Try to make these quick food swaps to look slimmer and lose nearly seven lbs in four days! These ideas will help you reduce water retention and gas so you will instantly feel and look lighter.
Food Seasoning
Season your meals with salt-free flavoring blend like Mrs. Dash Italian medley all natural salt free seasoning. Avoid salt-based seasonings, salt, and processed meals to prevent fluid retention.
Carbonated Drinks
Avoid any carbonated drinks such as diet sodas and coke. Drink plain tap water to stay hydrated and get no less than eight glasses of water a day.
Smart Carbs Swaps
Avoid highly refined carbs in foods like bagels, salty snacks, as well as white rice. Use wholemeal bread for your sandwiches at lunch and replace your afternoon salty snacks with some almonds or seeds. At dinner, stick to brown rice or whole wheat pasta.
Spicy Foods
Hot and spicy foods can activate the release of gastric acid, causing irritation. Give your meals a flavor boost with herbs like basil, sage, rosemary, dill, mint, and tarragon. Curry powder and lemon juice are perfect to flavor fish or chicken.
Chewing Gums
When you eat chewing gum, you ingest air. That air gets trapped in your gastrointestinal system causing stress, bloating, and belly expansion.

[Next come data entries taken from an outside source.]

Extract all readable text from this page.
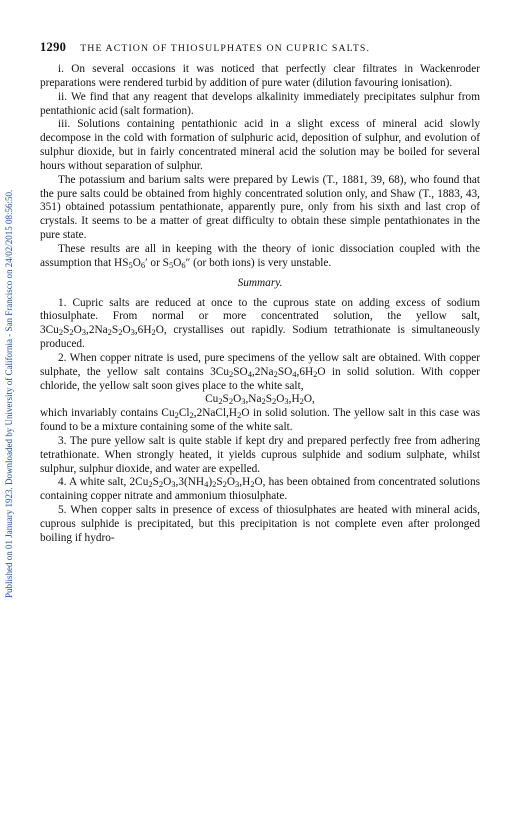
Published on 01 January 1923. Downloaded by University of California - San Francisco on 24/02/2015 08:56:50.
1290 THE ACTION OF THIOSULPHATES ON CUPRIC SALTS.

i. On several occasions it was noticed that perfectly clear filtrates in Wackenroder preparations were rendered turbid by addition of pure water (dilution favouring ionisation).

ii. We find that any reagent that develops alkalinity immediately precipitates sulphur from pentathionic acid (salt formation).

iii. Solutions containing pentathionic acid in a slight excess of mineral acid slowly decompose in the cold with formation of sulphuric acid, deposition of sulphur, and evolution of sulphur dioxide, but in fairly concentrated mineral acid the solution may be boiled for several hours without separation of sulphur.

The potassium and barium salts were prepared by Lewis (T., 1881, 39, 68), who found that the pure salts could be obtained from highly concentrated solution only, and Shaw (T., 1883, 43, 351) obtained potassium pentathionate, apparently pure, only from his sixth and last crop of crystals. It seems to be a matter of great difficulty to obtain these simple pentathionates in the pure state.

These results are all in keeping with the theory of ionic dissociation coupled with the assumption that $HS_5O_6'$ or $S_5O_6''$ (or both ions) is very unstable.

Summary.

1. Cupric salts are reduced at once to the cuprous state on adding excess of sodium thiosulphate. From normal or more concentrated solution, the yellow salt, $3Cu_2S_2O_3,2Na_2S_2O_3,6H_2O$, crystallises out rapidly. Sodium tetrathionate is simultaneously produced.

2. When copper nitrate is used, pure specimens of the yellow salt are obtained. With copper sulphate, the yellow salt contains $3Cu_2SO_4,2Na_2SO_4,6H_2O$ in solid solution. With copper chloride, the yellow salt soon gives place to the white salt,

$Cu_2S_2O_3,Na_2S_2O_3,H_2O$,

which invariably contains $Cu_2Cl_2,2NaCl,H_2O$ in solid solution. The yellow salt in this case was found to be a mixture containing some of the white salt.

3. The pure yellow salt is quite stable if kept dry and prepared perfectly free from adhering tetrathionate. When strongly heated, it yields cuprous sulphide and sodium sulphate, whilst sulphur, sulphur dioxide, and water are expelled.

4. A white salt, $2Cu_2S_2O_3,3(NH_4)_2S_2O_3,H_2O$, has been obtained from concentrated solutions containing copper nitrate and ammonium thiosulphate.

5. When copper salts in presence of excess of thiosulphates are heated with mineral acids, cuprous sulphide is precipitated, but this precipitation is not complete even after prolonged boiling if hydro-
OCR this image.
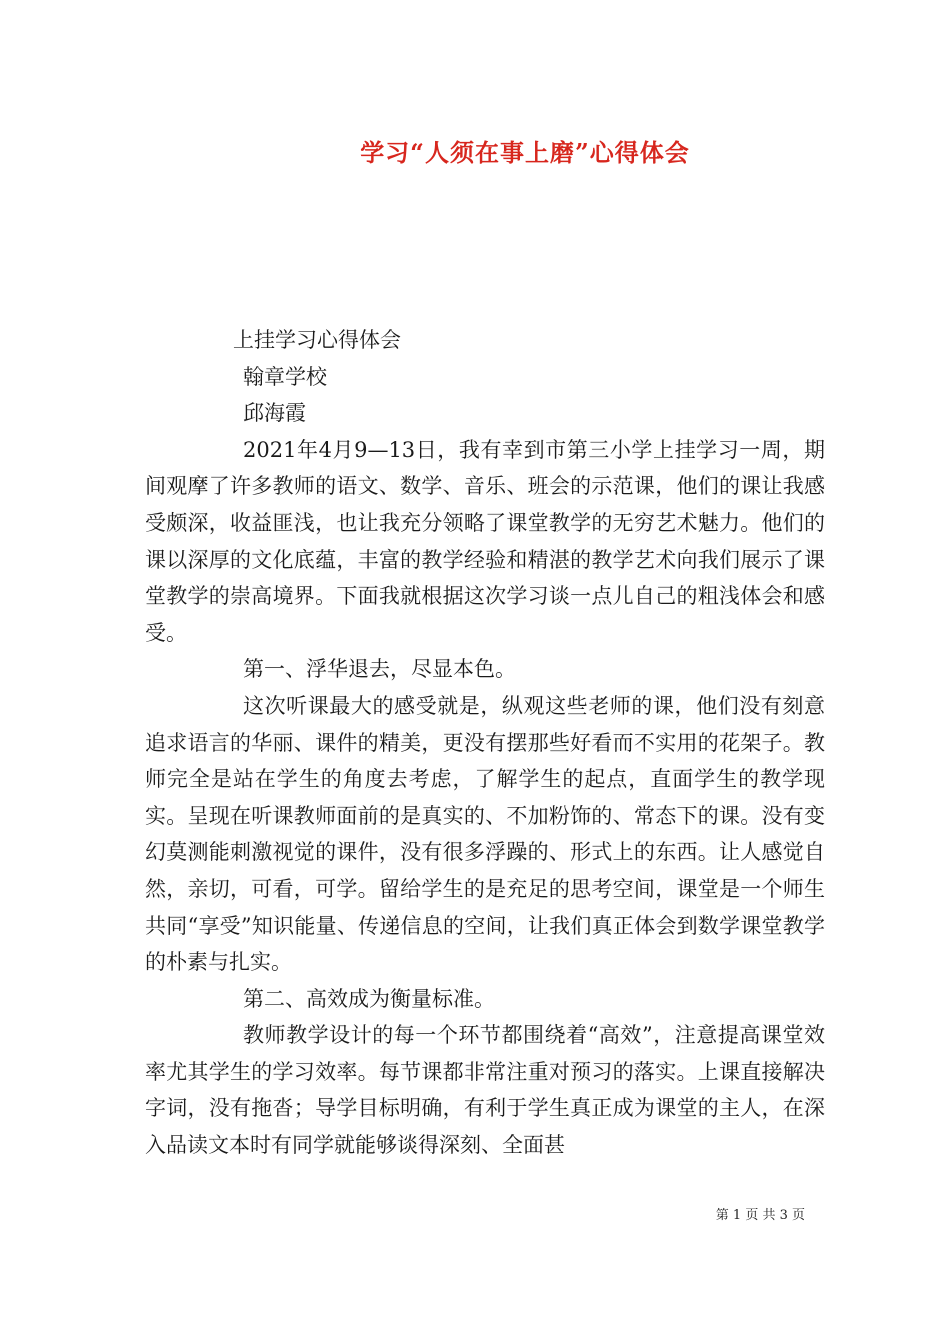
学习“人须在事上磨”心得体会

上挂学习心得体会

翰章学校

邱海霞

2021年4月9—13日，我有幸到市第三小学上挂学习一周，期间观摩了许多教师的语文、数学、音乐、班会的示范课，他们的课让我感受颇深，收益匪浅，也让我充分领略了课堂教学的无穷艺术魅力。他们的课以深厚的文化底蕴，丰富的教学经验和精湛的教学艺术向我们展示了课堂教学的崇高境界。下面我就根据这次学习谈一点儿自己的粗浅体会和感受。

第一、浮华退去，尽显本色。

这次听课最大的感受就是，纵观这些老师的课，他们没有刻意追求语言的华丽、课件的精美，更没有摆那些好看而不实用的花架子。教师完全是站在学生的角度去考虑，了解学生的起点，直面学生的教学现实。呈现在听课教师面前的是真实的、不加粉饰的、常态下的课。没有变幻莫测能刺激视觉的课件，没有很多浮躁的、形式上的东西。让人感觉自然，亲切，可看，可学。留给学生的是充足的思考空间，课堂是一个师生共同“享受”知识能量、传递信息的空间，让我们真正体会到数学课堂教学的朴素与扎实。

第二、高效成为衡量标准。

教师教学设计的每一个环节都围绕着“高效”，注意提高课堂效率尤其学生的学习效率。每节课都非常注重对预习的落实。上课直接解决字词，没有拖沓；导学目标明确，有利于学生真正成为课堂的主人，在深入品读文本时有同学就能够谈得深刻、全面甚

第 1 页 共 3 页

If you want to eat something crunchy, grab a few nuts, like roasted or natural saltless sunflower seeds.
Skip Gas Producing Veggies
Stay away from beans, cauliflower, broccoli, sprouts, cabbage, red onions, bell peppers, and citrus fruits.
Satisfy Your Sweet Tooth
Stay away from sugar alcohols that can cause gas, bloating, and diarrhoea (e.g. Low calorie or low carbs packaged foods or foods containing xylitol or maltitol).
Coffee
Coffee, tea, fruit juices and alcoholic beverages can irritate your gastrointestinal system, causing swelling.